I knew it too. A fool knows himself a fool: knows he should turn his back on his foolish imaginings, knows he should come back to Earth and stop living with the stars. Yet, he stays a fool.

But fools are sometimes the wisest men. So says Feste. So says Lear's Fool.

So says me and my fool. He says wise men are fools, that all men should bow before him who has no success, him who knows life without comfort, him who knows not the smell or the sound of sweet release. Do I believe my fool? Do I dare believe my fool? him who has no knowledge of the things of this world?
 
This world that says to be happy we must have, to be fulfilled we must take, to obtain our full potential we must control every facet of our lives or give up that control to another, trusting a stranger to decide what is best for us. For me

I didn't know everything then, back in fourth grade. I don't know everything now. I didn't want to know everything then, only the things that gave me life, the things that took my fantasies to new heights. We raced through the forest, Valacar and I; we leapt through great meadows of tall, brown grasses; we scaled the highest mountains to find the most sacred places, the places that few ever reach. It was there we worshiped: creator and creation, together, as one, kneeling in the temples of aged monks, of devout believers in a religion of mountains, a religion that knows no limiting-yet-still-high-but-safe heights. Valacar showed me places I never could possibly dream of on my own. I was the apprentice, the student, the grasshopper. He was the master, the doctor, the sensei. 

He was my guide, and I followed blindly after him.

Still, I was a fool; still, I knew things no other boy could possibly know. My mind was opened wide. I engineered strange games on the playground, at recess. We played, friends and enemies, wise men and fools. We gave and we gave. We gave. We gave. We gave.

Nathan, my friend, a man—a boy—of nature, called out across the grounds, "Jack! Hey Jack! I got an idea for a game!" Inspired, he raced over. Had it been his idea? Had it come from his own mind? Had I not committed the crime of inception? giving him the idea through my games, my means of inspiration. 

"What if we were wizards? Knights? Lords? Warriors? The woods are right there, and I've got these!" He shot out his hand. In it lay hundreds of tiny gold pieces—broken glass and plastic that glistened with the sun. I still have my bag of gold and my gems.

"The teachers won't like that, if we go in the woods," whined Z. Amos Claytor, degree in heresy by the fourth grade. Always on the up, always had the best answer for everything. A real wise man.
But I was a fool, a Feste, a Touchstone.

We went into the woods to live, to drink of the drink of Thoreau. We drank the marrow from the bones of the trees, we sipped the blood of Pharisees, the wise men, the Z. Amos Claytors of our dark age.We reveled in our games in our worlds unknown, where possibility was foreign to our lips. We knew no bounds; no mighty hand of some wise man could keep us from venturing into the woods.

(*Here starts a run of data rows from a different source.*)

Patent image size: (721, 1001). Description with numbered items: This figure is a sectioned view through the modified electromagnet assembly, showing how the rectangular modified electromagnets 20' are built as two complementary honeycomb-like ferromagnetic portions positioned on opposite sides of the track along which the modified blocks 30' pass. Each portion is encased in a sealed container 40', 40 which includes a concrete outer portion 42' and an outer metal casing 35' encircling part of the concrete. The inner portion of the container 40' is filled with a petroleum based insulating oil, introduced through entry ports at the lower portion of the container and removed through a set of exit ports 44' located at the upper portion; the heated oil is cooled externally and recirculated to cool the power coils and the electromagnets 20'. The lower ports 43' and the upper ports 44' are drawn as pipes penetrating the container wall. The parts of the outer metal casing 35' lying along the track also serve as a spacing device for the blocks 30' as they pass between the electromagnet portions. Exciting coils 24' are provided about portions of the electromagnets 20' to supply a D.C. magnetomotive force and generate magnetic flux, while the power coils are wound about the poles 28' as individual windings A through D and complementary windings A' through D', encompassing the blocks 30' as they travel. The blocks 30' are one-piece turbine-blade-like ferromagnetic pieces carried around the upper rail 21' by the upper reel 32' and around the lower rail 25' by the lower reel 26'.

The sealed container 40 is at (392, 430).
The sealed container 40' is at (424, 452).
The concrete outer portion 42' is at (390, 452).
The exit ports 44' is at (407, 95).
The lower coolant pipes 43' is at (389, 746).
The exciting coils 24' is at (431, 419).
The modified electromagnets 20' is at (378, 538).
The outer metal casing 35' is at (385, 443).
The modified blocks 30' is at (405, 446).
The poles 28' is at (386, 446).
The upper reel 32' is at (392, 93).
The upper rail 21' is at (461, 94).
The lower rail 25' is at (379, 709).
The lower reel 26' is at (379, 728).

We went into the woods because we wanted to live and live so deeply that from the depths of our souls we could look up and not see the surface. We were fools, and no life-killing, peace-mongering Z. Amos Claytor—great wise man of our time—could make us wise.

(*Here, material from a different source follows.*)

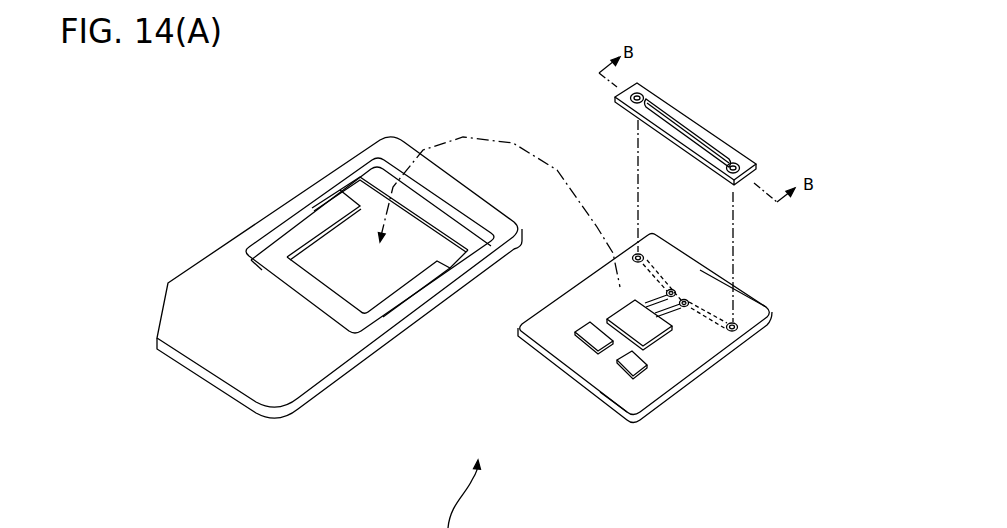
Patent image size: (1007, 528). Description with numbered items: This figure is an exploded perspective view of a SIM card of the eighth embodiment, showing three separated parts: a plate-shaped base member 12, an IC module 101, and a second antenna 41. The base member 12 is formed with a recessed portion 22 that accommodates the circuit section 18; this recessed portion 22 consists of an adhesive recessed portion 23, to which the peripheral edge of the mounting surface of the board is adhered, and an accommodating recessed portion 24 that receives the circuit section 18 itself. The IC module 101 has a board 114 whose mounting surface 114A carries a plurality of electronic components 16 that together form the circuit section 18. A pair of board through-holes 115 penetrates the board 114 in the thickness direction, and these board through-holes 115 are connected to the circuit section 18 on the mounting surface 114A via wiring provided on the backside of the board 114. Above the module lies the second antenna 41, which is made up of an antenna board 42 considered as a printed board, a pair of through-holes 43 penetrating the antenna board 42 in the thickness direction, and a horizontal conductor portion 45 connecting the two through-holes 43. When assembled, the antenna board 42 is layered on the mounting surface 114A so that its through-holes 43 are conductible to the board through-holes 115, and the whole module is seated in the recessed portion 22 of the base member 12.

There was war in our souls. There was war for our souls. We heard the wise men preach their peace to us on the playground, heard the crusty doctrinaire proclaim his testament was the true testament and every other was false. I preferred the sermons of the kickball, the teachings of the ants, the hymns of the jay: sweet saccharine honey of nature's marrow, of the life that we drank daily. We were fools. I was a fool, a Feste singing his songs of the wind and rain.